Oleh: Yosef Sampurna Nggarang
(Sekjend Pergerakan Kedaulatan Rakyat, Pembina HIPMMABAR-Jakarta)
Bagian (1)
Baru saja kita sama-sama mengikuti pemberitaan sidang vonis kasus tindak pidana korupsi pengalihan aset tanah Pemerintah Kabupaten Manggarai Barat (Pemkab Mabar) yang terletak di Toro Lemma Batu Kallo/Kerangan, Kelurahan Labuan Bajo, Kecamatan Komodo, seluas kurang lebih 30 hektare (Ha).
Pengadilan TIPOKOR Kupang sudah menvonis bersalah kepada 15 terdakwa dan dua terdakwa lainnya divonis bebas.

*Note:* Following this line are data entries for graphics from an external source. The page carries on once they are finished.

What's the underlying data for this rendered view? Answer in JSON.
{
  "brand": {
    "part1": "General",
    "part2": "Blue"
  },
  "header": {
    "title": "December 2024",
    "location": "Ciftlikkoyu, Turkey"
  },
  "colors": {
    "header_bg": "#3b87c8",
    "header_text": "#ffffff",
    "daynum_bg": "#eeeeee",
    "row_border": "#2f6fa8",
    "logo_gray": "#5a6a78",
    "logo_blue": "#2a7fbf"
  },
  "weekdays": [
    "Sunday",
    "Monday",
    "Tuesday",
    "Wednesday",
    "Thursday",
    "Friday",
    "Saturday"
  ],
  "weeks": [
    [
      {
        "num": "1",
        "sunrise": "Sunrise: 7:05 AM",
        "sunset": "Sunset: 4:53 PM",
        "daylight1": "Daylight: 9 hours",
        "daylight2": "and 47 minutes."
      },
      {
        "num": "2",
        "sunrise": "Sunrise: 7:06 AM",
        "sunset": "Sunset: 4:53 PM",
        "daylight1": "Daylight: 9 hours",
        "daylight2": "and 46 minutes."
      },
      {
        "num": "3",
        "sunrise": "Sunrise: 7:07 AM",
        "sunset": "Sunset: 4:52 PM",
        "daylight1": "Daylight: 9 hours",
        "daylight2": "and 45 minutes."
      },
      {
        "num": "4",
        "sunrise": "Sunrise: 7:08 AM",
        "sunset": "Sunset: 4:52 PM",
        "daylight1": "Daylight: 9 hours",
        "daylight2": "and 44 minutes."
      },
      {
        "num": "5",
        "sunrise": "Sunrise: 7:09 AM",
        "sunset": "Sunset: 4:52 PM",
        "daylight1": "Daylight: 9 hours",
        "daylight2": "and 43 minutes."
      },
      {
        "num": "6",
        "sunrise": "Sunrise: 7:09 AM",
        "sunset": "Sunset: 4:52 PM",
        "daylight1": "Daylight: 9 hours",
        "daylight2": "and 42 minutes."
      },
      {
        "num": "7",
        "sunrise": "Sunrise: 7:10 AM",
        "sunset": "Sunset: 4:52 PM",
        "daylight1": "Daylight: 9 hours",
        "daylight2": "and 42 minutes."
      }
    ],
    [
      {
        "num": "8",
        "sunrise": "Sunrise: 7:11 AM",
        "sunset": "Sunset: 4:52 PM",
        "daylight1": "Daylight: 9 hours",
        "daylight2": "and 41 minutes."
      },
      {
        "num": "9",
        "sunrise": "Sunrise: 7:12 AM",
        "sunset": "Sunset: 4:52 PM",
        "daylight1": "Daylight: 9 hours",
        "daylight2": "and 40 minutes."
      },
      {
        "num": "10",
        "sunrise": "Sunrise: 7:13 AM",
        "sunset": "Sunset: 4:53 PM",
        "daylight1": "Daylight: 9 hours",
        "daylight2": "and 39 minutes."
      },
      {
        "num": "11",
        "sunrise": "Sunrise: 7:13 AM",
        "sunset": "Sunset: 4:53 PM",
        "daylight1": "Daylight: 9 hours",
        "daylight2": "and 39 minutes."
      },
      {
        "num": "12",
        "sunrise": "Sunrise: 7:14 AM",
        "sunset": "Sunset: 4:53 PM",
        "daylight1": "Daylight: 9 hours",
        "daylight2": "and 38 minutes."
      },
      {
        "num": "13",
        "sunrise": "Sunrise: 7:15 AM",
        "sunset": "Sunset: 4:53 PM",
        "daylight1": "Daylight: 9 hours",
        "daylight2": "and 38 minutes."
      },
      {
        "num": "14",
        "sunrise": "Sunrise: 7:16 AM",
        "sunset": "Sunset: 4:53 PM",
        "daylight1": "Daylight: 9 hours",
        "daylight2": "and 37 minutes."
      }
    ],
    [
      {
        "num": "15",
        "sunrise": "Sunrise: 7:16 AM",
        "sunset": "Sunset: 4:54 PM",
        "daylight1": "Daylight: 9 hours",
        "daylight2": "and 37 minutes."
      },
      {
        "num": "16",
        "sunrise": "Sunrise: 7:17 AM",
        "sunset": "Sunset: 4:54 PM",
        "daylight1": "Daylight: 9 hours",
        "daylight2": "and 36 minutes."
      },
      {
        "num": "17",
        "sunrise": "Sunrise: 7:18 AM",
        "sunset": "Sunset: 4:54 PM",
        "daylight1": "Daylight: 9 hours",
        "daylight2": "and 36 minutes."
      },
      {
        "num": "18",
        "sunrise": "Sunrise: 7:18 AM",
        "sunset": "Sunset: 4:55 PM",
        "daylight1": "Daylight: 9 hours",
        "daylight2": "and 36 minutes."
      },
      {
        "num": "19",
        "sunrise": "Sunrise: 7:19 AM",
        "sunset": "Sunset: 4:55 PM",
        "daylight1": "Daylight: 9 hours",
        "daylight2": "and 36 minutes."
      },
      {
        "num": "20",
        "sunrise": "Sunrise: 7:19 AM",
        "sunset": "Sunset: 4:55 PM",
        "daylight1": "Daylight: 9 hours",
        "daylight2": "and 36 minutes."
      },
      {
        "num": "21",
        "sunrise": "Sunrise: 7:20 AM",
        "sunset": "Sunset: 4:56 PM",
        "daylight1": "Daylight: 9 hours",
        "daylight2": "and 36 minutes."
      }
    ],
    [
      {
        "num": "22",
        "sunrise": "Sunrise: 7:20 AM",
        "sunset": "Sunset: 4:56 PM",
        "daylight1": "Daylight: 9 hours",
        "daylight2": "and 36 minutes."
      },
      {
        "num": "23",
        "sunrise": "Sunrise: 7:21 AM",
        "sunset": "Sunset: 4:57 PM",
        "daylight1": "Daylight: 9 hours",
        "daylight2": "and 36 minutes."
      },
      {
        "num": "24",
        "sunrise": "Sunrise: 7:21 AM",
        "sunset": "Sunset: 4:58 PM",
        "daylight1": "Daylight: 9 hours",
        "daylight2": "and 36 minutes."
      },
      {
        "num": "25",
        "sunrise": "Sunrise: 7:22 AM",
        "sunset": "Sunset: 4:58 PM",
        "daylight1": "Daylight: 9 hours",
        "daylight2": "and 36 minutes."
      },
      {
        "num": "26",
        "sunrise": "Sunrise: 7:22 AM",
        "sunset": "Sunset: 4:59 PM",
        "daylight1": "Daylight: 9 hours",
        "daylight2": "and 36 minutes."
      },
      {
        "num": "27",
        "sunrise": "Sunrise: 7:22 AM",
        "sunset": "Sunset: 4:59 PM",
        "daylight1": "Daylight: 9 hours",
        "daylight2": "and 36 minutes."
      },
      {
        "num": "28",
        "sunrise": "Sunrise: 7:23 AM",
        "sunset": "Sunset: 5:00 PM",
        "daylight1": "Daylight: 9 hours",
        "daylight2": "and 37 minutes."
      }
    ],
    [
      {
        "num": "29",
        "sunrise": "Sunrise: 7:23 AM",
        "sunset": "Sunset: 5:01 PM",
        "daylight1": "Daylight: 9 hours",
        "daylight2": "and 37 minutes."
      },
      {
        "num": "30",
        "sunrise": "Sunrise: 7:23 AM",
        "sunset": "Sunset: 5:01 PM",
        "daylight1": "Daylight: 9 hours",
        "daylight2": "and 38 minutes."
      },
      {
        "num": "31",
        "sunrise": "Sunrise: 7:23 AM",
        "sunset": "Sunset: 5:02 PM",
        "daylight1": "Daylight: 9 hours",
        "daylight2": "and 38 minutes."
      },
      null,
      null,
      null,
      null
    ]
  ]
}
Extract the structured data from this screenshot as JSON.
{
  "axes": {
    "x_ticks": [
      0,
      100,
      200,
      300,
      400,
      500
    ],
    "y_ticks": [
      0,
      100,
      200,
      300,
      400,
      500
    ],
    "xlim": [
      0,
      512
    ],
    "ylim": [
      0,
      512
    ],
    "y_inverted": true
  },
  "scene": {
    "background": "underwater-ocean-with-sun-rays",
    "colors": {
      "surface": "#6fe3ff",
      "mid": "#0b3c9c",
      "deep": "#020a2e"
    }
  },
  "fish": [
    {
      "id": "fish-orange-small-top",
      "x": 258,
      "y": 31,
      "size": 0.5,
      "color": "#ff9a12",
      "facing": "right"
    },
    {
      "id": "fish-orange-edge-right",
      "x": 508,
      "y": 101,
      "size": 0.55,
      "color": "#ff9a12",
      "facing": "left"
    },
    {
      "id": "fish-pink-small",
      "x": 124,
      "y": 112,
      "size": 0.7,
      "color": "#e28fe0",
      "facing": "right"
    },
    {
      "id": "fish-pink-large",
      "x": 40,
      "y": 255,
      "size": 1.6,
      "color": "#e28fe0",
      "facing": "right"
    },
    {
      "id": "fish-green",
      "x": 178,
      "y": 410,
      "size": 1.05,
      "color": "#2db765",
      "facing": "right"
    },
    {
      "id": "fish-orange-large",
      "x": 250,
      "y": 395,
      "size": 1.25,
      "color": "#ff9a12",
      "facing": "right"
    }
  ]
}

Perkara dugaan soal pengalihan aset tanah Pemkab Mabar, sepertinya tidak berhenti di lahan 30 hektare.
Hari-hari ke depan Kejaksaan Tinggi NTT/Negeri Mabar sebagaimana pemberitaan media akhir-akhir ini; sedang mengusut dugaan tindak pidana penggelapan aset tanah Pemda seluas kurang lebih 3,3 hektare dengan dugaan ada nilai kerugian negara miliaran rupiah yang terletak di Tanah Genang ujung Bandara, sebelah utara rumah jabatan Bupati Mabar Desa Batu Cermin.
Tulisan ini bentuk partisipasi publik untuk mendukung, mengawal dan memastikan agenda penegakan hukum berjalan.
Dengan begitu praktik pemerintahan good governance di Kabupaten Manggarai Barat yang berumur 18 (delapan belas) tahun terwujud.
Tulisan ini juga agar publik bisa mengetahui cerita di balik berita soal dugaan penggelapan aset, bisa dijadikan informasi tambahan, pembanding dari berita yang sudah tersaji di beberapa media dan publik selama ini.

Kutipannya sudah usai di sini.